Note that Eq. 1.16 is not limited to sampling in time. When \(\varDelta t\) is a time interval, \(f_u\) has units of frequency (i.e., inverse seconds). However, a signal can be sampled with discrete detectors along a spatial axis (see, for example, Fig. 1.1). In this case, the sampling interval has units of distance, and \(f_u\) has units of inverse distance. This is referred to as spatial frequency. An example to illustrate spatial frequency is a diffraction grating, which causes interference patterns with a certain spatial distance. For example, if an interference maximum occurs every 0.2 mm, the corresponding spatial frequency is 5 mm\(^{-1}\) (or 5 maxima per mm).

We can see from Eq. 1.15 that choosing \(u=N\) yields the same result as \(u=0\). For increasing \(u\), therefore, the spectrum repeats itself. Even more, the symmetry of the complex exponential in Eq. 1.15 provides us with \(S_{-u}^* = S_u\), where \(S^*\) indicates the conjugate-complex of \(S\). For this reason, we gain no new information from computing the discrete Fourier transform for \(u > N/2\). By looking at Eq. 1.16, we can see that the frequency at \(u=N/2\) is exactly one half of the sampling frequency. This is the maximum frequency that can be unambiguously reconstructed in a discretely-sampled signal (known as the Shannon sampling theorem). The frequency \(f_N = 1/2 \varDelta t\) is known as the Nyquist frequency. In the context of Fig. 1.1, we briefly touched on the loss of detail smaller than the sensor area. Here, we have approached the same phenomenon from the mathematical perspective. The situation becomes worse if the signal actually contains frequency components higher than the Nyquist frequency, because those spectral components are reflected into the frequency band below \(f_N\), a phenomenon known asaliasing. Aliasing is not limited to signals sampled in time. Spatial discretization of components with a higher spatial frequency than \(1/2\varDelta x\) leads to Moiré patterns .
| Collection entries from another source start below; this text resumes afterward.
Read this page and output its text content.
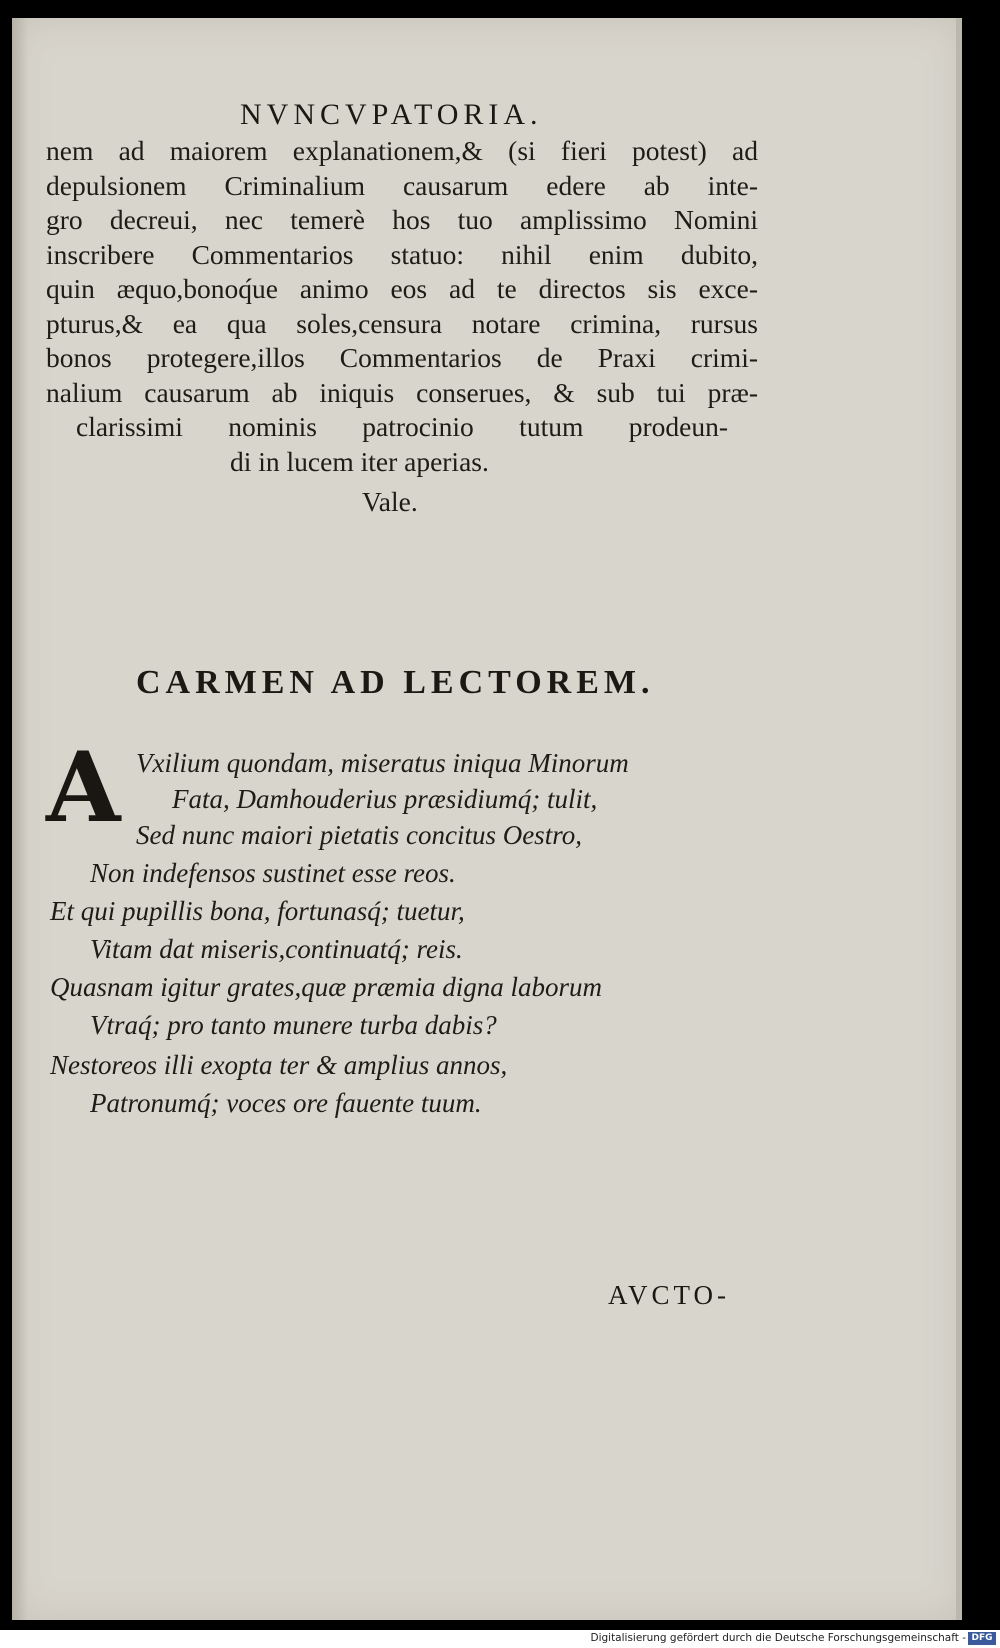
NVNCVPATORIA.
nem ad maiorem explanationem,& (si fieri potest) ad
depulsionem Criminalium causarum edere ab inte-
gro decreui, nec temerè hos tuo amplissimo Nomini
inscribere Commentarios statuo: nihil enim dubito,
quin æquo,bonoq́ue animo eos ad te directos sis exce-
pturus,& ea qua soles,censura notare crimina, rursus
bonos protegere,illos Commentarios de Praxi crimi-
nalium causarum ab iniquis conserues, & sub tui præ-
clarissimi nominis patrocinio tutum prodeun-
di in lucem iter aperias.
Vale.
CARMEN AD LECTOREM.
A Vxilium quondam, miseratus iniqua Minorum
Fata, Damhouderius præsidiumq́; tulit,
Sed nunc maiori pietatis concitus Oestro,
Non indefensos sustinet esse reos.
Et qui pupillis bona, fortunasq́; tuetur,
Vitam dat miseris,continuatq́; reis.
Quasnam igitur grates,quæ præmia digna laborum
Vtraq́; pro tanto munere turba dabis?
Nestoreos illi exopta ter & amplius annos,
Patronumq́; voces ore fauente tuum.
AVCTO-
Digitalisierung gefördert durch die Deutsche Forschungsgemeinschaft - DFG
For images (i.e., discretely-sampled functions in two dimensions), the Fourier transform can be extended into two dimensions as well. Because of the linearity of the Fourier transform, we can perform the row-by-row Fourier transform in one dimension and subject the result to a column-by-column Fourier transform in the orthogonal dimension:

$$\begin{aligned} S(u,v) = {\fancyscript{F}} \{s(x,y) \} = \frac{1}{M N} \sum \limits _{x=0}^{N-1} \sum \limits _{y=0}^{M-1} s(x,y) \exp \left( -2 \pi j \left[ \frac{ux}{N} + \frac{vy}{M} \right] \right) . \end{aligned}$$
(1.17)

The Fourier transform now has two orthogonal frequency axes, \(u\) and \(v\). The inverse Fourier transform is

$$\begin{aligned} s(x,y) = {\fancyscript{F}}^{-1} \{S(u,v) \} = \sum \limits _{u=0}^{N-1} \sum \limits _{v=0}^{M-1} S(u,v) \exp \left( 2 \pi j \left[ \frac{ux}{N} + \frac{vy}{M}\right] \right) . \end{aligned}$$
(1.18)

The two-dimensional inverse Fourier transform finds its application in the reconstruction process in computed tomography and magnetic resonance. In both cases, one-dimensional Fourier-encoded information is gathered and used to fill a 2D Fourier-domain spaceholder. Once the spaceholder is completely filled, the inverse Fourier transform yields the cross-sectional reconstructed image.